In Year 7, students learned about the difference between debit and credit cards. Students were very aware that a debit card gave you access to the money you had earned, whilst a credit card allows you to borrow money. Students learnt about the issues that misusing a credit card could cause.
Students also discussed when we should be using a debit card and when not to use a credit card. Some scenarios which were talked about were paying the monthly mortgage bill and paying for a holiday. Students realised that the mortgage bill should not be paid by a credit card, as we are paying back borrowed money by borrowing more money which is not financially wise. However, paying for a holiday by credit card was an advantage due to the protection given if a holiday company went into administration.

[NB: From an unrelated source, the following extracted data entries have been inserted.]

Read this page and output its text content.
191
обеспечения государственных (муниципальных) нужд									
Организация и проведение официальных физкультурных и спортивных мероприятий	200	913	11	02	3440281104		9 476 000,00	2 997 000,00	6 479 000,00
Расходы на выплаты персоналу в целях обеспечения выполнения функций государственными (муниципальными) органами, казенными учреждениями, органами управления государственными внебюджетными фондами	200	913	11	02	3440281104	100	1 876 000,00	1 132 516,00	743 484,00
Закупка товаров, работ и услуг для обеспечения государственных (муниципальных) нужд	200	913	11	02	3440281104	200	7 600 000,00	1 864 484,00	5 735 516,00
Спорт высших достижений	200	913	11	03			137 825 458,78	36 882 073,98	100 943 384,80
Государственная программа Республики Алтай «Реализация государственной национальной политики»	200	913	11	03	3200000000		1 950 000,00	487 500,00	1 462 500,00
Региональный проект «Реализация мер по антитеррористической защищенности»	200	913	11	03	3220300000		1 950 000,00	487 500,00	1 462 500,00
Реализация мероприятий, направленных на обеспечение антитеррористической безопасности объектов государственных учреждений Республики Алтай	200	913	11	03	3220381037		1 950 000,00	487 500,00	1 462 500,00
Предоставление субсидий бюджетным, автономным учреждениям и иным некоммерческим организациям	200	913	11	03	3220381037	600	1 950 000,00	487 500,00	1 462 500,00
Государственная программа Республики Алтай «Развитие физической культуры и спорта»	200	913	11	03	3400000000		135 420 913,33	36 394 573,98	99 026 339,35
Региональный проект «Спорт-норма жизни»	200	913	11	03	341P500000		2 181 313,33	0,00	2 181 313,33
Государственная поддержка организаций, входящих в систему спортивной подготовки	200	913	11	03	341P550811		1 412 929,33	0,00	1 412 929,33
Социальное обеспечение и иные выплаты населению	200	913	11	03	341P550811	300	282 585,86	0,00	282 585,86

In Year 8, students were given an opportunity to learn about what to look out for on a pay slip. Although it may be quite a while before students may see one of these, the importance of seeing one now and how this links to the maths they are currently learning was invaluable.
Students were very intrigued to know about the tax code and their national insurance number and when they will receive these. We learnt about how a few numbers in the tax code could impact the amount of tax each of us pay and the amount we end up taking home.
We then moved onto looking at the deductions, learning about when we pay income tax and the brackets of income tax that we can fall into. We also looked at what national insurance is and how much we have to pay.
Overall, students were very keen to see where the money they earn goes and how tax and national insurance is calculated. Students will now be able to attempt to make an estimate on the wages they will receive into their banks in the future.
In Year 9, students were looking into the purposes of a social enterprise. This involved discussing how a business plan is produced and how money is reinvested. Social enterprises have a social or environmental mission that generates its income through trade and reinvest the majority of it profits to further its social impact.
We looked into some well known social enterprises like Divine; this company is the only Fairtrade chocolate company that 44% of farmers own. They ensure cocoa farmers receive a better deal for their cocoa and receive a share of Divine’s profits.
Students in Year 10 were given the opportunity to take part in a virtual escape room in their Maths lessons. They were placed into teams of five and given a different problem in seven different ‘rooms’ in a school that they had to solve in order to escape.
The rooms were scrambled for each team so everyone completed the puzzles in a different order. As some rooms were harder than others, they didn’t know how they were doing until the very end.
After completing all the rooms, their final challenge was to decode the key cards and answer three questions in order to win. Each of the key cards they had received had different clues on them. The students had to work as a team to be able to solve the problem and ‘escape’.